Viewer's of BBC's Sportsnight last Wednesday saw film of him cavorting with basketball mega-star Michael Jordan, and rock hero Huey Lewis is another of his pro-am partners. He is a regular on American TV plugging Mizuno clubs in a zany and popular advert, and one of his latest instructional videos has been rated one of the funniest ever.

In parallel to this personality conversion, Faldo's golf has been firmly placed back on the right tracks. After a slow start in Arizona in January, where the weather was more British than it is in Britain, he warmed to the sunshine in California and Florida. He won the Doral Open, finished second in the Honda Classic and fifth in the Nestl Invitational. He has already won almost half a million dollars and the crowds are very enthusiastic about his presence among them. Can this man, seen by the Americans as a cross between Ben Hogan and Bob Hope, be the same so often accused in the UK of lacking charisma? Have British Airways introduced a Faldo and Hyde drink on their Transatlantic crossings?

When a group of British golf writers put questions of a like nature to him last week, he replied: "I've been pretty much the same guy for the last five years but none of you have bothered to notice." I'm not here to defend the British golf writer, God bless him, but for the past five years Faldo has been under closer scrutiny by our fraternity than any other object outside licenced premises. And if there has been any misrepresentation of personality then it is due only to a failure of communication. The Press is not responsible for any image that comes across on television. There is also the point that what the Americans see as amusing does not always send the British into hysterics.

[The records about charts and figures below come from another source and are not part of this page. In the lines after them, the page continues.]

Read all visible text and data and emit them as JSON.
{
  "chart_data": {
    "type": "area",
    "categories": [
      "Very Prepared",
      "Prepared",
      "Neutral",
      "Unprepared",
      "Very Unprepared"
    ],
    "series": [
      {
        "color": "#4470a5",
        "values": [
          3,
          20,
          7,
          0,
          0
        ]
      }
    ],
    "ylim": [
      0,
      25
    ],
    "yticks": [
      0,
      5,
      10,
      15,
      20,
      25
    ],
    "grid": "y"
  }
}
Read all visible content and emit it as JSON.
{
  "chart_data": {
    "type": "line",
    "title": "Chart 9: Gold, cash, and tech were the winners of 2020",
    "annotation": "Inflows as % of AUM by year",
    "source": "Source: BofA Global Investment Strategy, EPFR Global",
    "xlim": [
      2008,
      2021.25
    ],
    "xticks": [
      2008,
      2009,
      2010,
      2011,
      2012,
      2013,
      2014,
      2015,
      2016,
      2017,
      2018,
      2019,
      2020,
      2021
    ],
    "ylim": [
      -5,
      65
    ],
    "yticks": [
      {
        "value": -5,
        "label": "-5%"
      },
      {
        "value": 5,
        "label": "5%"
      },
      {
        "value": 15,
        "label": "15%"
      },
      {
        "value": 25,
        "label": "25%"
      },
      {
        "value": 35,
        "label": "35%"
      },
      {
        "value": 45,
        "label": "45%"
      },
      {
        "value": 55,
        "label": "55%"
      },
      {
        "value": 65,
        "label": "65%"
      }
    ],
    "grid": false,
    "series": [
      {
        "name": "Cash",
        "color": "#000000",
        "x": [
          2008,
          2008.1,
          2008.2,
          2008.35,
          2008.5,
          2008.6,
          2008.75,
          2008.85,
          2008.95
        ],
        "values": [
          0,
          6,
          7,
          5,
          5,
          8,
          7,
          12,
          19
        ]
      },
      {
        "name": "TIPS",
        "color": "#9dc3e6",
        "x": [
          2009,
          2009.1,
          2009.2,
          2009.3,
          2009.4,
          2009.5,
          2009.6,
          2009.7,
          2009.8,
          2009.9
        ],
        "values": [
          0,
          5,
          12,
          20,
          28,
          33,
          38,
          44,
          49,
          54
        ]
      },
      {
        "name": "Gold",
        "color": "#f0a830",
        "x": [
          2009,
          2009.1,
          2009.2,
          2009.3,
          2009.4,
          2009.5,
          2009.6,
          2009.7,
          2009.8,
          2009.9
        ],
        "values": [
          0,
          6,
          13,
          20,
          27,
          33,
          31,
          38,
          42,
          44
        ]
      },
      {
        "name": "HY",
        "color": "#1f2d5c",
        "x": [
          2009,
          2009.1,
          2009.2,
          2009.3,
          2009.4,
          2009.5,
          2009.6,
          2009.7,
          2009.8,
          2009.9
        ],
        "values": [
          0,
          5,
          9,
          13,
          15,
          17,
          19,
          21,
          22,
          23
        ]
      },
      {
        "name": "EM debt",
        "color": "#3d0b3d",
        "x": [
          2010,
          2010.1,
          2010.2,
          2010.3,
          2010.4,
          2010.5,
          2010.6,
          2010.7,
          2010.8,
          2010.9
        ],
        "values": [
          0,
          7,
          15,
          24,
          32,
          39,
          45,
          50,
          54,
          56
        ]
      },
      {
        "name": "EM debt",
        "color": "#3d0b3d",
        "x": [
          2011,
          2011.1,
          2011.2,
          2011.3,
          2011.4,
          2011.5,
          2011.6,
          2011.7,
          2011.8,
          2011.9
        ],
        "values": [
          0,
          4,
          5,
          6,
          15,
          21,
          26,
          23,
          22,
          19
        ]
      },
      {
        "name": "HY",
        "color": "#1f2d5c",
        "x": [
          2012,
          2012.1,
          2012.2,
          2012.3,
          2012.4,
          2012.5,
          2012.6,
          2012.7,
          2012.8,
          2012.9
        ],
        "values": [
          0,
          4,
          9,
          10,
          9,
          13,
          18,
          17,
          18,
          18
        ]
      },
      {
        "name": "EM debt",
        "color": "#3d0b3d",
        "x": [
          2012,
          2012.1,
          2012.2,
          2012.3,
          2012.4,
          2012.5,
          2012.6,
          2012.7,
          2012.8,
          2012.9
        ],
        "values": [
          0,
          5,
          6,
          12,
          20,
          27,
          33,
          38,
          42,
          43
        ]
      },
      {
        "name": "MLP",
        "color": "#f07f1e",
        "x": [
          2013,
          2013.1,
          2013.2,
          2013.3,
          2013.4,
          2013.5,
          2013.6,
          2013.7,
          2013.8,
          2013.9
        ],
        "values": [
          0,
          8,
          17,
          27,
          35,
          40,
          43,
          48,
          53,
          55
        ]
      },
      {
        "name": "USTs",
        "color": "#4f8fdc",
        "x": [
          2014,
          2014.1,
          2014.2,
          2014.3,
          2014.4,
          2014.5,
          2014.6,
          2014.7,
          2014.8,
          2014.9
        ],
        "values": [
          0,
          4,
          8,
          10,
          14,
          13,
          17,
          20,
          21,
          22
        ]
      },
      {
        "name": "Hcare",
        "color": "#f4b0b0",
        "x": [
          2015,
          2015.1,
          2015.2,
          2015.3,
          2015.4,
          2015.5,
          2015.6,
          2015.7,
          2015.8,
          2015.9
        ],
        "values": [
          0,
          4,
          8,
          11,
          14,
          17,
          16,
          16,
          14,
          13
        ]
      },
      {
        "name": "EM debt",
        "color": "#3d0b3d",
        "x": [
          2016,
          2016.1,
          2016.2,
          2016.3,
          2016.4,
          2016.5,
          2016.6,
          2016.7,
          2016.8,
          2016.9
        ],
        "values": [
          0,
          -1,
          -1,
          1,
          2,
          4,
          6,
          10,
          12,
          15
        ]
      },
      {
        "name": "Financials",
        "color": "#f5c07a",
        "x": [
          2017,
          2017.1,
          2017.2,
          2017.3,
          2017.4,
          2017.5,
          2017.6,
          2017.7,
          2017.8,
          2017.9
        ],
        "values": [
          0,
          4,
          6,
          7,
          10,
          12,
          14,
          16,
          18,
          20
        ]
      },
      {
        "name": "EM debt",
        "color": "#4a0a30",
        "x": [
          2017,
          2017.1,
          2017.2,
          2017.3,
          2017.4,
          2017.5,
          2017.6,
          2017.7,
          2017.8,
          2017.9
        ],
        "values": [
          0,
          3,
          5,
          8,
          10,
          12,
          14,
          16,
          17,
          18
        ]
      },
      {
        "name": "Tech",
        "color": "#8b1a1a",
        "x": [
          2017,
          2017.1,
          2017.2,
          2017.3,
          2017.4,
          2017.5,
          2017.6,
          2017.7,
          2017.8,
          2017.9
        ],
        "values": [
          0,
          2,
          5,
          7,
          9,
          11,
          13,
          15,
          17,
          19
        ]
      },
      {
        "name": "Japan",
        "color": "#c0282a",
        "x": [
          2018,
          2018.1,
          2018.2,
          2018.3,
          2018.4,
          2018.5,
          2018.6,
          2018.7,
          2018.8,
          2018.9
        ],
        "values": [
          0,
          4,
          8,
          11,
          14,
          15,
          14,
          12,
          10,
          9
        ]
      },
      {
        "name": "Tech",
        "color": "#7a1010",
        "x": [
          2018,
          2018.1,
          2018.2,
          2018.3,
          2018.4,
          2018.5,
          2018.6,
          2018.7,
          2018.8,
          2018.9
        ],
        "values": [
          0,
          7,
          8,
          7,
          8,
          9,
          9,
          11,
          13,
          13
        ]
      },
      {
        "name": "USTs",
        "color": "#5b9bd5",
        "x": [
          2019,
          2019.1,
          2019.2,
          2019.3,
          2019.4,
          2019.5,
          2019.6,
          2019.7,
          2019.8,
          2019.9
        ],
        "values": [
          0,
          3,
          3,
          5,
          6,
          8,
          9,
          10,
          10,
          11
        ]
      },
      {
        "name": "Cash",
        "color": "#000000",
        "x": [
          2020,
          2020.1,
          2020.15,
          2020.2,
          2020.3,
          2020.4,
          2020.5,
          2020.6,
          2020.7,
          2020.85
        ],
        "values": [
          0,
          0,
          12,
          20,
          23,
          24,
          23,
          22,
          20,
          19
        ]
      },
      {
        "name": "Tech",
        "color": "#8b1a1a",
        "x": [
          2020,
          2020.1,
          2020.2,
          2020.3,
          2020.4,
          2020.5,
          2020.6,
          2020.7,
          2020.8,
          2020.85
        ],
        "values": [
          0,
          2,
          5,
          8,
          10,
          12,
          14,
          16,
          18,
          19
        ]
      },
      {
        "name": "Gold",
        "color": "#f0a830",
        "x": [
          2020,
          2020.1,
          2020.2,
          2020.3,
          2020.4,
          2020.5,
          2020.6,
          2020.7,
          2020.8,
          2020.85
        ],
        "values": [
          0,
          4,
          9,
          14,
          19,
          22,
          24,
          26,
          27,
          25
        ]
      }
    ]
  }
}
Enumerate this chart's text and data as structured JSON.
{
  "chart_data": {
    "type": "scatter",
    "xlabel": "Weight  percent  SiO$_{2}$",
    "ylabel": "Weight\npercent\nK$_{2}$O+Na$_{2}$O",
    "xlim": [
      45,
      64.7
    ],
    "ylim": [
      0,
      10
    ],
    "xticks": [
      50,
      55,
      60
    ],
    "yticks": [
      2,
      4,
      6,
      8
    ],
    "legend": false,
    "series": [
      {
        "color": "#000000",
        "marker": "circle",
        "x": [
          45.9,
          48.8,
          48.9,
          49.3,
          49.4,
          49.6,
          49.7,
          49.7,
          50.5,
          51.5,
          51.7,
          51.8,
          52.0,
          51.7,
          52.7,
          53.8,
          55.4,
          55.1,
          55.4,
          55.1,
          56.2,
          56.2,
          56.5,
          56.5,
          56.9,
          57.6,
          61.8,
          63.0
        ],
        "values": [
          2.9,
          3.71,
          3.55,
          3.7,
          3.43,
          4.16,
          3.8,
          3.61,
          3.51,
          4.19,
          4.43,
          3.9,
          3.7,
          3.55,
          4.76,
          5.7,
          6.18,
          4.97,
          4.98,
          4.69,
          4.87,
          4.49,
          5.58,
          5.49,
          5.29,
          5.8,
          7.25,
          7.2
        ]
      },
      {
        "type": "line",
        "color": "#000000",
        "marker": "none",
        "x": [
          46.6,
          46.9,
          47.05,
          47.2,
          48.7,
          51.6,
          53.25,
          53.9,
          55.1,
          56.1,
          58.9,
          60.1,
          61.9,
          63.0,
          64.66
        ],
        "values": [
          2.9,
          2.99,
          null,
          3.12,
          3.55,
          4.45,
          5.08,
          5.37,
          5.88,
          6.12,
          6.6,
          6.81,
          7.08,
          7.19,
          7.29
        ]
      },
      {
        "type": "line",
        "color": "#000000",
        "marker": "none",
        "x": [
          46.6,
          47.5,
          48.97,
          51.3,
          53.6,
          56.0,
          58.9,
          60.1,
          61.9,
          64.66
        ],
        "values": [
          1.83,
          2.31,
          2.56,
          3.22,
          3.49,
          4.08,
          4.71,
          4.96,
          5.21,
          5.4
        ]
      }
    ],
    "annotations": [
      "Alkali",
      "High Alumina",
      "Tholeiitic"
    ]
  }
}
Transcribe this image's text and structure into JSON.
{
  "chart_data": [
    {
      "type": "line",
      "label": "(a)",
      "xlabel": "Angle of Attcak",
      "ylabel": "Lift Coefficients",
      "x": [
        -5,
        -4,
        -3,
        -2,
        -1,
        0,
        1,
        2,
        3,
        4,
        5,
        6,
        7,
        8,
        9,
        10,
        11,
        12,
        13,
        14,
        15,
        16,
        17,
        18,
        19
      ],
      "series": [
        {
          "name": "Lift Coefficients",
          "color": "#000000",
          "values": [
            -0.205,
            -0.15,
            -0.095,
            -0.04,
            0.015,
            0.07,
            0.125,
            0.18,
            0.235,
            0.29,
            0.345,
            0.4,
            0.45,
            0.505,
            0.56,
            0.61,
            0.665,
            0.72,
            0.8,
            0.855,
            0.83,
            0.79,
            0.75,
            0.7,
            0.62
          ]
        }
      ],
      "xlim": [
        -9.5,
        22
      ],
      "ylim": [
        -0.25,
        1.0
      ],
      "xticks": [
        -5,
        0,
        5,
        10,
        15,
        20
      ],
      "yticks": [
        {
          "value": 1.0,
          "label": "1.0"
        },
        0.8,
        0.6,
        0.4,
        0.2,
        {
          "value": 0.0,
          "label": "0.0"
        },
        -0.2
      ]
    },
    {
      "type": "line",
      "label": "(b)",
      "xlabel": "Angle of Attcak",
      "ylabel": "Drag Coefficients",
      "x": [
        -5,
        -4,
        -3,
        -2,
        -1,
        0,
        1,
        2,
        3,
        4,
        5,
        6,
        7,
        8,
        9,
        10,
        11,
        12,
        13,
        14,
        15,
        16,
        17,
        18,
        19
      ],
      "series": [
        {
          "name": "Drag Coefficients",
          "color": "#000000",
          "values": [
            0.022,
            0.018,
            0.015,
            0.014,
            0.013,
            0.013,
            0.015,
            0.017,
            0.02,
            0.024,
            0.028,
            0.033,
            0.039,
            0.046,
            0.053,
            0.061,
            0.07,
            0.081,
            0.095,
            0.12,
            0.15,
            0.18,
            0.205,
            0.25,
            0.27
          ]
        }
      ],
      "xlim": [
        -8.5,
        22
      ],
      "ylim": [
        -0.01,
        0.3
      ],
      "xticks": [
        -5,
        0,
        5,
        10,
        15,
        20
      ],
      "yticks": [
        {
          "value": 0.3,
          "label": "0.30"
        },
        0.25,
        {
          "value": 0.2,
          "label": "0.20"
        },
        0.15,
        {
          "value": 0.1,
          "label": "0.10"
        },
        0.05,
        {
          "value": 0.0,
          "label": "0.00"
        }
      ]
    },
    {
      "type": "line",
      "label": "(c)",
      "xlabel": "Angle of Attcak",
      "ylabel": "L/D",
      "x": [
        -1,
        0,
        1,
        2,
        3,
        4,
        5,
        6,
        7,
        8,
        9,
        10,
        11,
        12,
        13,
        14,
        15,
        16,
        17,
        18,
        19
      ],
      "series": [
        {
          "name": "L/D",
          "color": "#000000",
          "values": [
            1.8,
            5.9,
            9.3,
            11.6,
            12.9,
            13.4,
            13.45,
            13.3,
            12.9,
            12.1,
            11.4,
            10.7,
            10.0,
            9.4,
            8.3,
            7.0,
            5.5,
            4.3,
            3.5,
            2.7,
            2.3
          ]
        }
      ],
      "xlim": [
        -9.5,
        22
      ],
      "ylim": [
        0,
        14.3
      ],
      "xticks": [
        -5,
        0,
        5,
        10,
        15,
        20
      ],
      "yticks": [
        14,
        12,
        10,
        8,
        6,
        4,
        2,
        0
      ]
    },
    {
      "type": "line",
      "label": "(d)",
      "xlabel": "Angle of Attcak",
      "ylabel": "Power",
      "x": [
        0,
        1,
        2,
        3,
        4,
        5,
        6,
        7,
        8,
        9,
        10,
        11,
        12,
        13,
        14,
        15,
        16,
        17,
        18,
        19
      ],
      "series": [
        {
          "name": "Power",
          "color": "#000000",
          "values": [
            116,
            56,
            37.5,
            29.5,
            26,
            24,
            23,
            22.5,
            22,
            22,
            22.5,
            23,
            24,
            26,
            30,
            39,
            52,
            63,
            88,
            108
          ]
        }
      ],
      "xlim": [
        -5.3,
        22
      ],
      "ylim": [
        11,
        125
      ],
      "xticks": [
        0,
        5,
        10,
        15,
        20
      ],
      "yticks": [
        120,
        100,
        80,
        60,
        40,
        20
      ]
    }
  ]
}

Faldo had long made no secret of his disappointment in those countrymen who report on his exploits and I have no doubt it played a part in his coming to America. When he announced his decision last summer he also upset some of his fellow players. That, again, was due to failing to explain properly the reasons behind the move. He talked about the sun on his back and the better courses in the States which was immediately construed as a slight on European courses. This wasn't his intention. He merely wanted to stay in one place for a sizeable part of the year and play and practise under conditions in which the three US majors are played. "My game needed the continuity and I am playing more consistently as a result. I think the people over here appreciate the commitment I've made," he said. "I'm just trying to be me. They don't have any preconceived ideas about me. They've given me a fresh start."

Some believe that his continued presence here will eventually pose a threat to the stability of the European Tour. If a stampede of top players followed him, it probably would. But that is unlikely and, in the meantime, it is better for our leading player to be happy and glorious in the States than miserable and unsuccessful back home, particularly in Ryder Cup year.

When he does come back to play, probably in the Volvo PGA at Wentworth in May, he will bring a fresh interest. Perhaps he will also bring his close friend Peter Jacobsen, who came to know Faldo on the European Tour in the '80s and has been eloquent on his behalf. "It is lonely at the top and the Press don't have a clue how hard this game is and how hard it is to stay on top," Jacobsen said last week. "Everybody thinks he is an iron-clad, no-sense-of-humour guy. I think he's one of the funniest guys I've met. Having him over here makes us better as players."

Jacobsen was his partner in the first round of the Masters as Faldo, sporting a Forrest Gump cap in the rain, began his assault. It was a solid performance but the putting was slightly awry, as on Friday. He went for an hour's putting practice with his coach, David Leadbetter. "I've told him to think of himself as a little boy again," said Leadbetter. "Just look at the putt and hit it like you did as a kid."

Faldo's relentless search for perfection has led him to the top of his profession - but so far from home.